Genetic background, sex, age, or environment may influence these compensatory mechanisms, which are able to modulate LV function within a physiologic/homeostatic range so that the functional capacity of the patient is preserved or is depressed only minimally.

 

Patients may remain asymptomatic or minimally symptomatic for a period of years; however, at some point patients become overtly symptomatic, with a resultant striking increase in morbidity and mortality. Although the exact mechanisms that are responsible for this transition are not known, the transition to symptomatic heart failure is accompanied by increasing activation of neurohormonal, adrenergic, and cytokine systems that lead to a series of adaptive changes within the myocardium collectively referred to as left ventricular (LV) remodeling.

 

LV Remodeling

- an adaptive change the heart undergoes after cardiac injury and/or abnormal hemodynamic loading conditions

- refers to the changes in size, shape, and function of the heart 

- occurs when the following biological stimuli are present:

• mechanical stretch of the myocyte

• circulating neurohormones (e.g. norepinephrine, angiotensin II)

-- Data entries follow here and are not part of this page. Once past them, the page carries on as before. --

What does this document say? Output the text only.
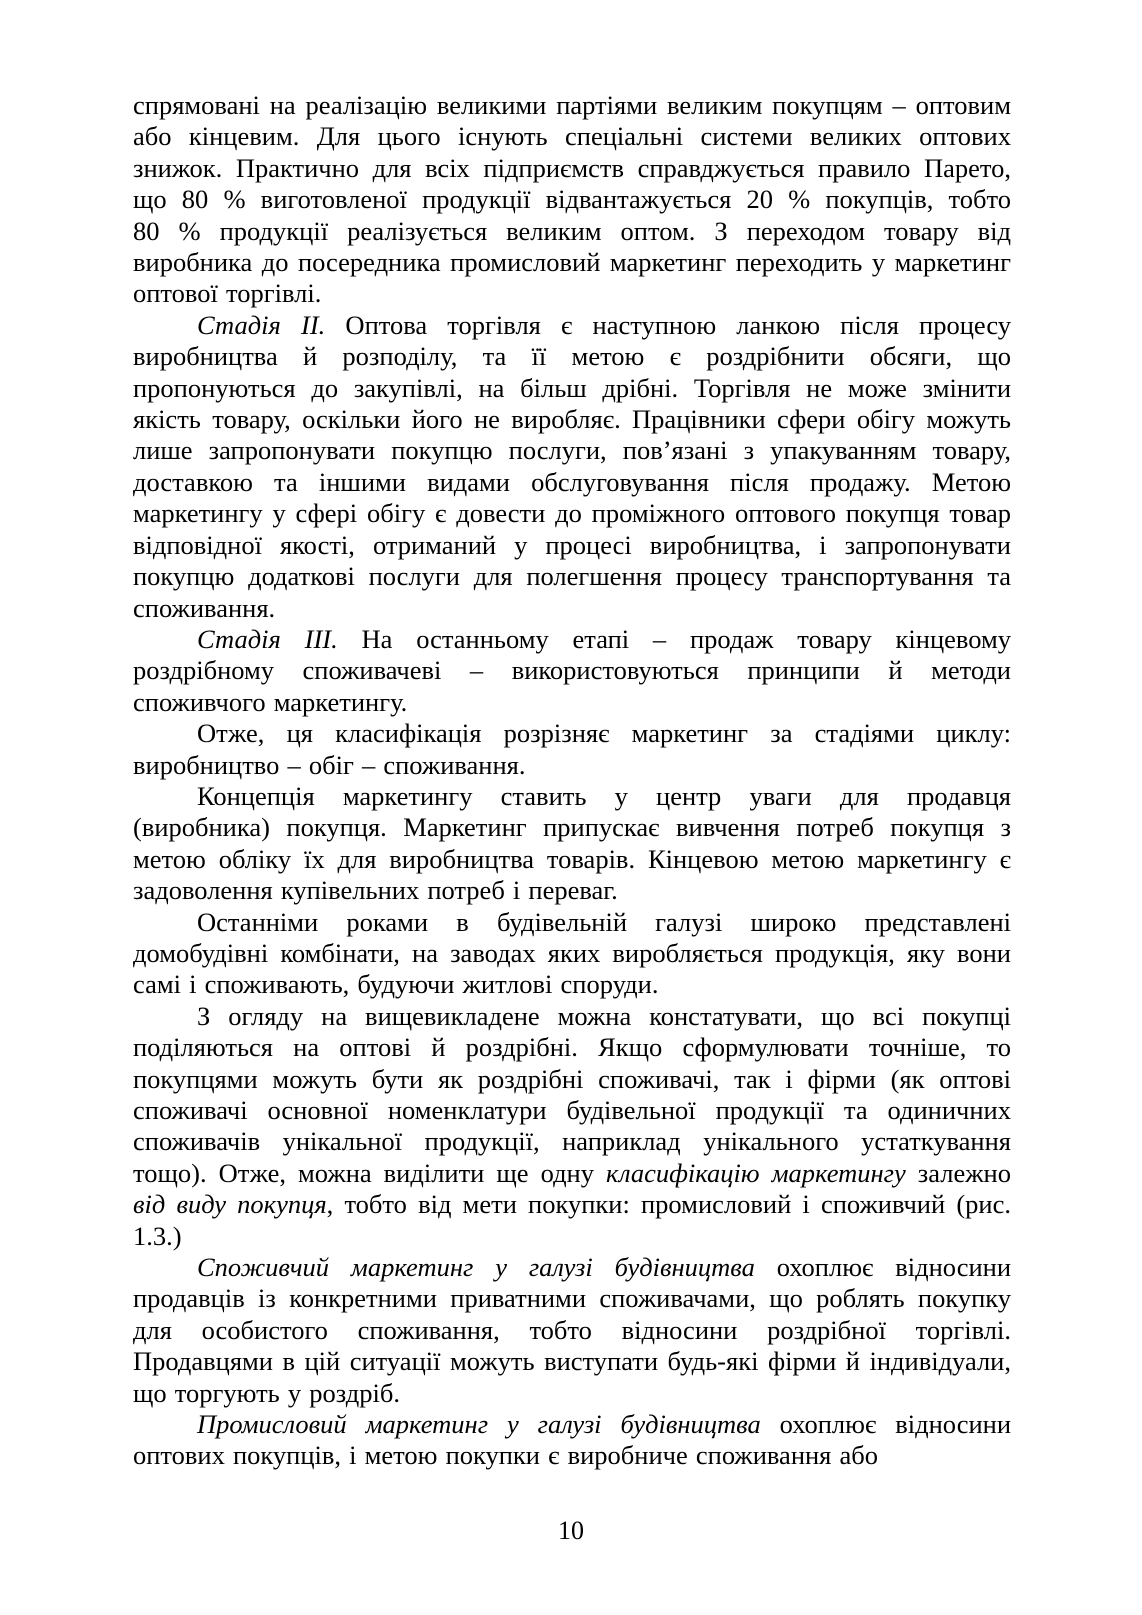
спрямовані на реалізацію великими партіями великим покупцям – оптовим або кінцевим. Для цього існують спеціальні системи великих оптових знижок. Практично для всіх підприємств справджується правило Парето, що 80 % виготовленої продукції відвантажується 20 % покупців, тобто 80 % продукції реалізується великим оптом. З переходом товару від виробника до посередника промисловий маркетинг переходить у маркетинг оптової торгівлі.

Стадія ІІ. Оптова торгівля є наступною ланкою після процесу виробництва й розподілу, та її метою є роздрібнити обсяги, що пропонуються до закупівлі, на більш дрібні. Торгівля не може змінити якість товару, оскільки його не виробляє. Працівники сфери обігу можуть лише запропонувати покупцю послуги, пов’язані з упакуванням товару, доставкою та іншими видами обслуговування після продажу. Метою маркетингу у сфері обігу є довести до проміжного оптового покупця товар відповідної якості, отриманий у процесі виробництва, і запропонувати покупцю додаткові послуги для полегшення процесу транспортування та споживання.

Стадія ІІІ. На останньому етапі – продаж товару кінцевому роздрібному споживачеві – використовуються принципи й методи споживчого маркетингу.

Отже, ця класифікація розрізняє маркетинг за стадіями циклу: виробництво – обіг – споживання.

Концепція маркетингу ставить у центр уваги для продавця (виробника) покупця. Маркетинг припускає вивчення потреб покупця з метою обліку їх для виробництва товарів. Кінцевою метою маркетингу є задоволення купівельних потреб і переваг.

Останніми роками в будівельній галузі широко представлені домобудівні комбінати, на заводах яких виробляється продукція, яку вони самі і споживають, будуючи житлові споруди.

З огляду на вищевикладене можна констатувати, що всі покупці поділяються на оптові й роздрібні. Якщо сформулювати точніше, то покупцями можуть бути як роздрібні споживачі, так і фірми (як оптові споживачі основної номенклатури будівельної продукції та одиничних споживачів унікальної продукції, наприклад унікального устаткування тощо). Отже, можна виділити ще одну класифікацію маркетингу залежно від виду покупця, тобто від мети покупки: промисловий і споживчий (рис. 1.3.)

Споживчий маркетинг у галузі будівництва охоплює відносини продавців із конкретними приватними споживачами, що роблять покупку для особистого споживання, тобто відносини роздрібної торгівлі. Продавцями в цій ситуації можуть виступати будь-які фірми й індивідуали, що торгують у роздріб.

Промисловий маркетинг у галузі будівництва охоплює відносини оптових покупців, і метою покупки є виробниче споживання або

10
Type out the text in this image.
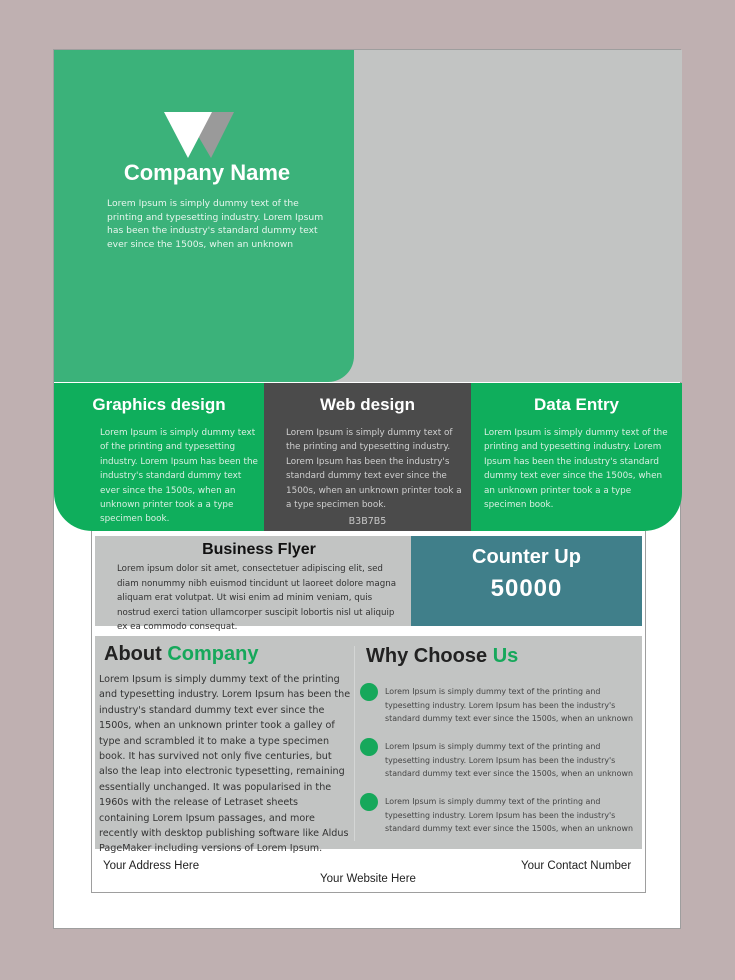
Company Name
Lorem Ipsum is simply dummy text of the printing and typesetting industry. Lorem Ipsum has been the industry's standard dummy text ever since the 1500s, when an unknown
Graphics design
Lorem Ipsum is simply dummy text of the printing and typesetting industry. Lorem Ipsum has been the industry's standard dummy text ever since the 1500s, when an unknown printer took a a type specimen book.
Web design
Lorem Ipsum is simply dummy text of the printing and typesetting industry. Lorem Ipsum has been the industry's standard dummy text ever since the 1500s, when an unknown printer took a a type specimen book.
B3B7B5
Data Entry
Lorem Ipsum is simply dummy text of the printing and typesetting industry. Lorem Ipsum has been the industry's standard dummy text ever since the 1500s, when an unknown printer took a a type specimen book.
Business Flyer
Lorem ipsum dolor sit amet, consectetuer adipiscing elit, sed diam nonummy nibh euismod tincidunt ut laoreet dolore magna aliquam erat volutpat. Ut wisi enim ad minim veniam, quis nostrud exerci tation ullamcorper suscipit lobortis nisl ut aliquip ex ea commodo consequat.
Counter Up
50000
About Company
Lorem Ipsum is simply dummy text of the printing and typesetting industry. Lorem Ipsum has been the industry's standard dummy text ever since the 1500s, when an unknown printer took a galley of type and scrambled it to make a type specimen book. It has survived not only five centuries, but also the leap into electronic typesetting, remaining essentially unchanged. It was popularised in the 1960s with the release of Letraset sheets containing Lorem Ipsum passages, and more recently with desktop publishing software like Aldus PageMaker including versions of Lorem Ipsum.
Why Choose Us
Lorem Ipsum is simply dummy text of the printing and typesetting industry. Lorem Ipsum has been the industry's standard dummy text ever since the 1500s, when an unknown
Lorem Ipsum is simply dummy text of the printing and typesetting industry. Lorem Ipsum has been the industry's standard dummy text ever since the 1500s, when an unknown
Lorem Ipsum is simply dummy text of the printing and typesetting industry. Lorem Ipsum has been the industry's standard dummy text ever since the 1500s, when an unknown
Your Address Here	Your Contact Number
Your Website Here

• inflammatory cytokines (e.g., tumor necrosis factor [TNF])

• other peptides and growth factors (e.g., endothelin)

• reactive oxygen species (e.g., superoxide)

- LV remodeling may contribute independently to the progression of heart failure by virtue of the mechanical burdens that are engendered by the changes in the geometry of the remodeled LV

 

LV remodeling develops in response to these stimuli and develops a series of complex events that occur at the cellular and molecular levels. These changes include:

1. myocyte hypertrophy

2. alterations in the contractile properties of the myocyte

3. progressive loss of myocytes through necrosis, apoptosis, and autophagic cell death

4. β-adrenergic desensitization

5. abnormal myocardial energetics and metabolism

6. reorganization of the extracellular matrix with dissolution of the organized structural collagen weave surrounding myocytes and subsequent replacement by an interstitial collagen matrix that does not provide structural support to the myocytes.

 

The sustained overexpression of these biologically active molecules is believed to contribute to the progression of heart failure by virtue of the deleterious effects they exert on the heart and the circulation. Indeed, this insight forms the clinical rationale for using pharmacologic agents that antagonize these systems (e.g., angiotensin-converting enzyme [ACE] inhibitors and beta blockers) in treating patients with heart failure.

 

In addition to the increase in LV end-diastolic volume, LV wall thinning occurs as the left ventricle begins to dilate. The increase in wall thinning, along with the increase in afterload created by LV dilation, leads to a functional afterload mismatch that may contribute further to a decrease in stroke volume. Moreover, the high end-diastolic wall stress might be expected to lead to

(1) hypoperfusion of the subendocardium, with resultant worsening of LV function;

(2) increased oxidative stress, with the resultant activation of families of genes that are sensitive to free radical generation (e.g., TNF and interleukin 1β); and

(3) sustained expression of stretch-activated genes (angiotensin II, endothelin, and TNF) and/or stretch activation of hypertrophic signaling pathways.

 

Increasing LV dilation also results in tethering of the papillary muscles with resulting incompetence of the mitral valve apparatus and functional mitral regurgitation, which in turn leads to further hemodynamic overloading of the ventricle. Taken together, the mechanical burdens that are engendered by LV remodeling contribute to the progression of heart failure.

 

Recent studies have shown that LV remodeling can be reversed following medical and device therapy and that reverse LV remodeling is associated with improved clinical outcomes in patients with heart failurer. Indeed, one of the goals of therapy for heart failure is to prevent and/or reverse LV remodeling.